The reporter called me on my cell phone as I was driving — something, ironically enough, that RWJF would likely find troubling. Perhaps it was due to the bad connection, but I wasn’t quoted entirely accurately, though I think my position is fairly clear from the article:
“Every study done with Robert Wood Johnson money seems to advocate more regulations, more taxes and more efforts to control how Americans behave, even in areas where the rest of the medical community seems to be moving in the opposite direction,” said Radley Balko, a policy analyst at the Cato Institute, a libertarian think tank in Washington.“For example, alcohol researchers not funded by Robert Wood Johnson have focused much of their recent work on studying the health benefits of regular, moderate drinking. In many cases, these studies have concluded that most Americans who do not currently drink should start,” Balko said.

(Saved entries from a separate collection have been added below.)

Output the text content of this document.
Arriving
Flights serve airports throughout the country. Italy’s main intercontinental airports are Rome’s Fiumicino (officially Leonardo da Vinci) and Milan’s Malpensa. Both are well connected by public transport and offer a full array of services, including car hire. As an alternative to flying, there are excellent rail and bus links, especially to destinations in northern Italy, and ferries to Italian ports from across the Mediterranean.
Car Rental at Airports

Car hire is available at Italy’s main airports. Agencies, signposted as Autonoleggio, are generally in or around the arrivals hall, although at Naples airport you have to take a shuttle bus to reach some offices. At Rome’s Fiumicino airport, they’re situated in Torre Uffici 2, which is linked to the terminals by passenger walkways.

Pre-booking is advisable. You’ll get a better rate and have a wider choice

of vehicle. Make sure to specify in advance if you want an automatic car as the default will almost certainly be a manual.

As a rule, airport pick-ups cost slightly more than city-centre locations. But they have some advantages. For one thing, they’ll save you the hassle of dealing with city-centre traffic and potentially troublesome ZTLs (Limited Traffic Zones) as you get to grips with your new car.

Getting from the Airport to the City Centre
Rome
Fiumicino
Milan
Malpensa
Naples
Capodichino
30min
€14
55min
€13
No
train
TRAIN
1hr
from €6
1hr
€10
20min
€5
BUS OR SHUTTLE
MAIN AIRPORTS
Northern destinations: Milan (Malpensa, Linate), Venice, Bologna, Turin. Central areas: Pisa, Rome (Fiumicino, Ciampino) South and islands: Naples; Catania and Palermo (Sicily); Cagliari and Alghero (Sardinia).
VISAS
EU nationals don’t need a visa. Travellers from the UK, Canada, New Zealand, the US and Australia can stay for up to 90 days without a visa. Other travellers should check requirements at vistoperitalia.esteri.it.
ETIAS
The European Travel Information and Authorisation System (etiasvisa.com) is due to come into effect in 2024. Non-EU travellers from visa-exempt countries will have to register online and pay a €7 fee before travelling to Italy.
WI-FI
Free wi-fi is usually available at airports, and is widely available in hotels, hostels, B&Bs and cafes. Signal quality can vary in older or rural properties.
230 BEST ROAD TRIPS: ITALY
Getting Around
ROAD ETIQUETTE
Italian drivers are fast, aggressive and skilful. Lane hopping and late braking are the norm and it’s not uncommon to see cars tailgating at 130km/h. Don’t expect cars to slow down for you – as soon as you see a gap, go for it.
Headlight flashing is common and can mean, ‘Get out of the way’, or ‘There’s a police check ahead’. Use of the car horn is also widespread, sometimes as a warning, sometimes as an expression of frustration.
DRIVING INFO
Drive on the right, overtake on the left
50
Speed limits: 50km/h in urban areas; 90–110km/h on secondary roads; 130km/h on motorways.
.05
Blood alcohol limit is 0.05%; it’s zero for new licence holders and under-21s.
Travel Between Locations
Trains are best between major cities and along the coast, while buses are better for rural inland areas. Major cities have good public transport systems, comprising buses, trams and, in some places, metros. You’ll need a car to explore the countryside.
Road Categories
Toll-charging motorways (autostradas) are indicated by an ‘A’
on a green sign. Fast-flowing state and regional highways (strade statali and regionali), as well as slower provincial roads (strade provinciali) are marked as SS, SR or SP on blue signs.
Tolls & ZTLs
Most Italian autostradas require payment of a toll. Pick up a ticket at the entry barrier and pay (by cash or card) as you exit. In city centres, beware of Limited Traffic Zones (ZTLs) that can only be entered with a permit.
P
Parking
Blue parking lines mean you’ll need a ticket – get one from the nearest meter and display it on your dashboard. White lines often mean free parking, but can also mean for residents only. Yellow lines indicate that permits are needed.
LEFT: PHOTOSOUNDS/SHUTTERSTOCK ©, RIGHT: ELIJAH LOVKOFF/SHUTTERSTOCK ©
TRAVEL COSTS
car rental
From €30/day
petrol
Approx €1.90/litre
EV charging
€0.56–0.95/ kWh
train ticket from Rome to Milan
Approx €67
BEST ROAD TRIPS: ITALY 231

“However,” he continued, “among the dozens and dozens of alcohol related studies that Robert Wood Johnson has funded during the past few years, I have yet to see any of them reach any conclusion other than this: too many Americans are drinking too much, too often.”
Critics like Balko rarely argue that RWJ is doing anything wrong by advocating policies it supports. Instead, they fault the organization for portraying itself inaccurately.
Instead of viewing RWJ as a research organization that takes policy positions when science supports them, Balko views RWJ as an advocacy group that takes a position and then finances studies designed to bolster that position.
“The organization has proved my point for me at two health conferences I have attended. At a conference in Boston, Robert Wood Johnson explicitly advised anti-alcohol groups that any studies or programs they funded should support whatever conclusions they had come to before undertaking the studies.
“Then, at a conference this summer, Robert Wood Johnson’s president said that although we still don’t understand the rapid rise in obesity, public health advocates should `act ahead of the science.’ That is hardly what you would expect to hear from a group that advertises itself as scientific and objective.”
A few clarifications:
1) It’s probably a bit strong to say that most medical studies say that Americans who don’t drink should start. They do say that a drink or two per day could save tens of thousands of lives per year.
2) I do think that RWJF is inaccurate to portray itself as a “public health foundation,” when it clearly has an agenda that goes beyond the legitimate applications of public health — which would be protection from communicable diseases and biological or chemical attacks. Or, put another way, to protect us from risks to which we don’t knowingly subject ourselves.
RWJF is behind almost all of the public smoking bans, as well as countless anti-alcohol initiatives at all levels of government. They also fund most of the anti-fat crusaders. That’s not public health. It’s using the state to protect us from ourselves and to limit our choices.
If all RWJF did was fund scientific studies on health and well-being, then published the results and encouraged Americans to make better choices, I’d have no problem with them.
My biggest criticism of RWJF — and I explicitly told the reporter this — is that they want to use the coercive power of government to influence those choices.
Well, that, and they’re agitating for taxpayer-funded universal health care.
3) I didn’t attend the anti-alcohol conference in Boston, but I do have the agenda and talking points from the event.